I take it a compressor would be needed, I work at Home Depot, could I get one small enough there, or search the hobby world.
thanks guys


----------



## vaBcHRog (Feb 19, 2003)

Be very very carefull if you try to make a homemade pressure chamber. Pressure chambers are nothing to fool with as they can explode and hurt you. I would recommend you get a vacuum pump and degass the silicone prior to pouring your mold.

Where are you getting bubbles in your silicone mold?

Two things that can help with air bubbles. 

One is after mixing your silicone pour it vety slowly from 24 inches above your mold you will get a very thin ribbon of silicone as it pours.

Two, you can mix a very small amount of silicone and brush it on the car you want to mold. Two coats will prevent an bubble for normal castings.

However the above will not prevent air bubbles inside the silicone mold which you can not see. However these will only be a problem if you are pressure casting your resin.

Roger Corrie


----------



## sethndaddy (Dec 4, 2004)

vacuum pump and degass the silicone prior to pouring your mold.
WHAT DO I USE FOR THIS ?? I USE SMOOTH ON ALSO AND NEVER THOUGHT OF THE BRUSH ON IDEA. I GET A SMALL BUBBLE HEAR AND THERE, BUMPER OR WINDOW, NOTHING BIG, BUT IT DRIVES ME CRAZY TO TAKE ALL THAT TIME TO HAVE A LIL IMPERFECTION LIKE THAT.


----------



## sethndaddy (Dec 4, 2004)

another thing, I do one part slosh molds and found the silicone tearing very easily lately. I tried a 2 part mold once and found I could barely get the 2 parts apart without ruining the mold (they were so tight) 
Roger, would you be kind enough to email me a close up pic of the 2 parts so I can see where I went wrong?


----------



## vaBcHRog (Feb 19, 2003)

sethndaddy said:


> vacuum pump and degass the silicone prior to pouring your mold.
> WHAT DO I USE FOR THIS ?? I USE SMOOTH ON ALSO AND NEVER THOUGHT OF THE BRUSH ON IDEA. I GET A SMALL BUBBLE HEAR AND THERE, BUMPER OR WINDOW, NOTHING BIG, BUT IT DRIVES ME CRAZY TO TAKE ALL THAT TIME TO HAVE A LIL IMPERFECTION LIKE THAT.


 I have an automotive airconditioning vacuum pump. I use Food Saver 1 QT and 2 QT containers to mix and degass the silicone.

Roger Corrie


----------



## vaBcHRog (Feb 19, 2003)

sethndaddy said:


> another thing, I do one part slosh molds and found the silicone tearing very easily lately. I tried a 2 part mold once and found I could barely get the 2 parts apart without ruining the mold (they were so tight)
> Roger, would you be kind enough to email me a close up pic of the 2 parts so I can see where I went wrong?

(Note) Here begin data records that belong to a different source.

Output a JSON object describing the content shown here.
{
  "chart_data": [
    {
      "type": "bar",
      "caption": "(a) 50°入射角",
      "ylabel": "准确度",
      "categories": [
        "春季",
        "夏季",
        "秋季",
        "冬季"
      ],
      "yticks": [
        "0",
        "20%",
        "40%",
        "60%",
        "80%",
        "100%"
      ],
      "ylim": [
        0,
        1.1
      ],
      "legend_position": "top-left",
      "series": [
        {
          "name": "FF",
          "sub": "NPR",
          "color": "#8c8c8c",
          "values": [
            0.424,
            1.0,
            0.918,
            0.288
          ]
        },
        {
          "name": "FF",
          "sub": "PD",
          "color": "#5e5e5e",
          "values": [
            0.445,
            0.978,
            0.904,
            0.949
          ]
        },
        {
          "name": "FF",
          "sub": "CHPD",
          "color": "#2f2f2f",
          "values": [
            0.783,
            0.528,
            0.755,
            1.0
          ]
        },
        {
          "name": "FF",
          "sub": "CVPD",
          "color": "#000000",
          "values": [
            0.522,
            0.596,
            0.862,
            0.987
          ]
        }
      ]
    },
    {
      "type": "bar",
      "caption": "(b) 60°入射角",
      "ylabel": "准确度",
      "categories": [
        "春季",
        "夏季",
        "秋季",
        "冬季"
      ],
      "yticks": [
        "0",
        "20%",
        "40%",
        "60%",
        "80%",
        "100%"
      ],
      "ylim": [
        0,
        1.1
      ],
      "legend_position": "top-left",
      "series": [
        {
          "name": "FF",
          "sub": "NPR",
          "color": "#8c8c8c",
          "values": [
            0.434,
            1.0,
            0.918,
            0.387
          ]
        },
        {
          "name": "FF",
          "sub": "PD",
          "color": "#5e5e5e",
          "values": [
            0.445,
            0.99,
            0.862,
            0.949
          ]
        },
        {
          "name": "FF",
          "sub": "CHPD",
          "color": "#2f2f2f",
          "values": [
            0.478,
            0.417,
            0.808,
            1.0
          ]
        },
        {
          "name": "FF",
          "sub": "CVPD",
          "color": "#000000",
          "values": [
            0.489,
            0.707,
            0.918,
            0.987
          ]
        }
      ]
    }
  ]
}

 Which Smooth-on silicone are you using? I use the Ooma 25. Your molds should not be tearing when you slosh cast. Do you heat the mold prior to adding the resin?? I heat mine for 1:30 in the microwave. You can also try dusting the mold with talcum powder or baby powder prior to pouring the resin this acts like a mold release and also relieves the surface tension which helps get rid of any tiny air bubbles. A two part mold is tight howver the mold should be flexible enough to remove it. Try adding a little baby oil to your silicone mix 5 or 6 drops this makes the molds a little more plyable.



















Hope this helps

Roger Corrie


----------